Two Top Ex-Google Scientists Have Left A $1 Billion Cancer Startup

The departures come after Grail’s CEO and lead scientist stepped down.

The Silicon Valley cancer-detection startup Grail, which has raised $1 billion, recently lost two top executives — the latest in a handful of departures, BuzzFeed News has learned.

Franz Och, Grail’s head of data science, left in October, two people with knowledge of the company told BuzzFeed News. Before joining in September 2016, Och was the chief data scientist at Human Longevity, a genome-sequencing startup, and before that, he was the chief architect of Google Translate.

And Mark Lee, who joined in January 2016 as head of clinical development and medical affairs, left in September, according to his LinkedIn profile. Lee was previously a top scientist at Verily, Alphabet’s experimental biotech division. He is now at the pharmaceutical giant Roche.

These departures were previously unreported. It’s not clear why Och and Lee left. They did not return requests for comment.

“We recently underwent a reorganization to focus on nearer-term, unanticipated product opportunities from our R&D organization,” Grail spokesperson Charlotte Arnold told BuzzFeed News by email when reached for comment. She said the company would soon announce new hires and updates on its clinical trials.

Och and Lee left after CEO Jeff Huber, an ex–senior Google executive, stepped down in August in an executive shuffle that occurred with little public explanation. Though he kept a board seat, he was replaced by chairman Bill Rastetter. And as Axios reported Monday, Vikram Bajaj, Grail’s head of precision medicine and translational science — and the former cofounder of Verily — recently left for a private equity firm.

Bajaj and Och have joined Grail’s scientific advisory board, Arnold said.

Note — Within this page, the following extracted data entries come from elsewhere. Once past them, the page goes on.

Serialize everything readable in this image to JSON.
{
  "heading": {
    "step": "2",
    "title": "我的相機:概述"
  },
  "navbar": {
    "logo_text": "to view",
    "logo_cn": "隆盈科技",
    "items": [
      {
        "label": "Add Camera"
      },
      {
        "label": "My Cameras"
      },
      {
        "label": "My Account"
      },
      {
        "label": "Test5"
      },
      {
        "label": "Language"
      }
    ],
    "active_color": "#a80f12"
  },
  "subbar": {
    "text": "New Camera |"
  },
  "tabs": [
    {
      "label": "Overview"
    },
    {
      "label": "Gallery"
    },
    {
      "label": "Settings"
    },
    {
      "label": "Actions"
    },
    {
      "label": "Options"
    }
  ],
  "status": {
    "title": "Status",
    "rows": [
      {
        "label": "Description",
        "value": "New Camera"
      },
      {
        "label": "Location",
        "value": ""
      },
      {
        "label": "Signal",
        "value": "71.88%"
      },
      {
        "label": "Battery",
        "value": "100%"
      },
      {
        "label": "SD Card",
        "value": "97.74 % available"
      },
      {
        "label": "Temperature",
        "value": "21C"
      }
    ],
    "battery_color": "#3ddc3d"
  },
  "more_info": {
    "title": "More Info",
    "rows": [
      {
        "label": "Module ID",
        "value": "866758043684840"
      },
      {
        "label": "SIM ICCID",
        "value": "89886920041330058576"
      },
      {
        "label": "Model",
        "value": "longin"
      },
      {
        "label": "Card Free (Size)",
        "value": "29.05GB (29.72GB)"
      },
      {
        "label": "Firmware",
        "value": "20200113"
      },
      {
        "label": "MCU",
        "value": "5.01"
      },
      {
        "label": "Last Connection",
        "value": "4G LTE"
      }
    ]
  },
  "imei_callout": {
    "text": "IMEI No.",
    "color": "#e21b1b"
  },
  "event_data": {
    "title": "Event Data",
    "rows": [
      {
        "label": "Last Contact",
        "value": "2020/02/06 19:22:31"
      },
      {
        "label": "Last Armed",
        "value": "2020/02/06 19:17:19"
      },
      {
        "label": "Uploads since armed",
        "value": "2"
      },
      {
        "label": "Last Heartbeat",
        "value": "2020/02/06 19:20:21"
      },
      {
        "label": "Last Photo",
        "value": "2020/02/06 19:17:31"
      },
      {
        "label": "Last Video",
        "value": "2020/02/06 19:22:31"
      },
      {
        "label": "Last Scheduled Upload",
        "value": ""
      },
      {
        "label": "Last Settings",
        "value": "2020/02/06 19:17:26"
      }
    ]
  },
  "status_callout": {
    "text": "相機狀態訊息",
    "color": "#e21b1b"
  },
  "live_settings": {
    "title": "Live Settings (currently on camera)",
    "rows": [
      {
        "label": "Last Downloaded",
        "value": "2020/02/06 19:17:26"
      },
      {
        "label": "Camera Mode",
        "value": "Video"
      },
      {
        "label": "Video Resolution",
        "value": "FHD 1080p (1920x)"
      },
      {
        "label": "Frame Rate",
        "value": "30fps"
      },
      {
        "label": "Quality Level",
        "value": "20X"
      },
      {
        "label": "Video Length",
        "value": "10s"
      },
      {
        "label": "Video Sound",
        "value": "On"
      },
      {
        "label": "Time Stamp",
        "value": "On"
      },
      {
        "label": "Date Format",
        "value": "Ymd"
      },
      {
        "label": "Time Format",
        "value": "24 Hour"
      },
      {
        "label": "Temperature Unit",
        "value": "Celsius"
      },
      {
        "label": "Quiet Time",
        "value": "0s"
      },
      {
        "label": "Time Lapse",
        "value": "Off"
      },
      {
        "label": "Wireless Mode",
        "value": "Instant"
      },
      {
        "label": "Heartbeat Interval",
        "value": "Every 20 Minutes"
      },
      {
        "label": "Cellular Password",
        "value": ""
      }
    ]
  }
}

Grail is among a handful of biotech startups racing to develop blood tests that can detect early signs of cancer — and to get there first, it raised an eye-popping $900 million in March, on top of $100 million in 2016. It’s a spinout of the DNA-sequencing behemoth Illumina.

Its funders include tech billionaires Jeff Bezos and Bill Gates; internet companies like Amazon and Tencent; high-profile venture capital firms like ARCH Venture Partners, Sutter Hill Ventures, and GV (formerly known as Google Ventures); and pharma companies like Bristol-Myers Squibb, Celgene, and Merck.

One of its competitors is Freenome, which raised $65 million in the spring from investors like Andreessen Horowitz and Verily. The latter has also given Freenome lab space. Yet another rival, Guardant Health, has raised a total of $550 million.

But developing an accurate “liquid biopsy” test, which detects tumor DNA in blood, is highly difficult. And the companies racing to develop it have revealed little about the science behind their visions.

Grail, at least, published a study in August in the New England Journal of Medicine. The study followed about 20,000 men in Hong Kong, and found that a type of throat cancer could be detected in a blood test and treated early. The scientist in charge of this study merged his startup, Cirina, with Grail earlier this year.

CORRECTION

Mark Lee joined Grail in January 2016. An earlier version of this post misstated the date.